En 2021, a pesar de alcanzarse el PIB más alto de la historia y de la creciente disponibilidad de vacunas contra la covid-19, la esperanza de vida se redujo 1,5 años a nivel global. Hoy, una sexta parte de la humanidad, 1.200 millones de personas, vive en territorios afectados por conflictos. El número de refugiados y desplazados por guerras y violencias alcanzó en 2020 una cifra récord (otro año más) de 82,4 millones. Una mujer o niña es asesinada cada 11 minutos en el mundo por su pareja o algún pariente. Cada día, 2.400 millones de almas se levantan sin saber si comerán antes de acabar la jornada, 800 millones pasan hambre. El calentamiento global amenaza la vida de 40 millones, que podrían fallecer por las altas temperaturas, la mayoría en países en vías de desarrollo.

Una vida ”acomodada” ya no es garantía de tranquilidad
“Los ciudadanos ya no confían en el futuro aunque, según los indicadores de desarrollo tradicionales, somos la generación más rica en la historia de la humanidad, disponemos de tecnologías extraordinarias y nuestros niveles de educación son más altos que nunca”, explica por videollamada desde Nueva York el administrador del PNUD, Achim Steiner.
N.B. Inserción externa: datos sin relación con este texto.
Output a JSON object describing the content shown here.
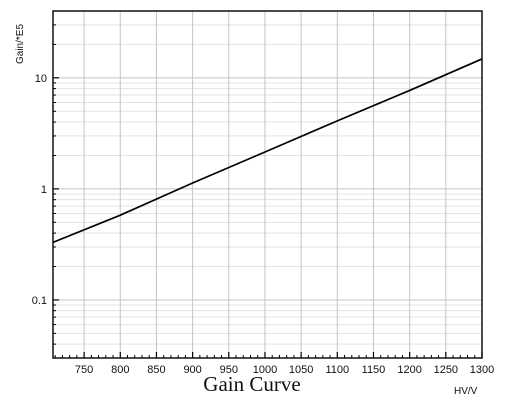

Una vida acomodada ya no es garantía de tranquilidad. “Países con algunos de los niveles más elevados de buena salud, riqueza y enseñanza muestran mayor grado de ansiedad incluso que hace diez años”, apunta el documento. La desigualdad, la injusticia, los conflictos y el cambio climático eran los grandes generadores de incertidumbre, según el organismo de la ONU. A esa lista se ha sumado la pandemia.
En este sentido, el PNUD subraya que la elevada sensación de inseguridad humana apunta a las limitaciones de evaluar políticas y medir el progreso observando únicamente indicadores económicos. “La seguridad humana consiste en vivir libre de necesidades, del miedo y de la indignidad. Se trata de proteger lo que más nos importa a los humanos en nuestras vidas”, recuerdan los autores del documento sobre la definición de la ONU, de 2012.
El Programa de la ONU para el Desarrollo subraya de nuevo en este informe que estamos en la era del Antropoceno, lo que significa que el ser humano es responsable de lo que sucede en el planeta, para mal –el cambio climático, las guerras, la desigualdad– o para bien. “Todo depende de las decisiones que se tomen”, anota. “Enfrentar los desafíos y riesgos globales compitiendo unos con otros no tiene posibilidades de éxito. La solidaridad tiene que estar en el centro, porque somos interdependientes. El reto es poder traducir los riesgos en algo que fortalezca nuestra capacidad para abordarlos juntos”.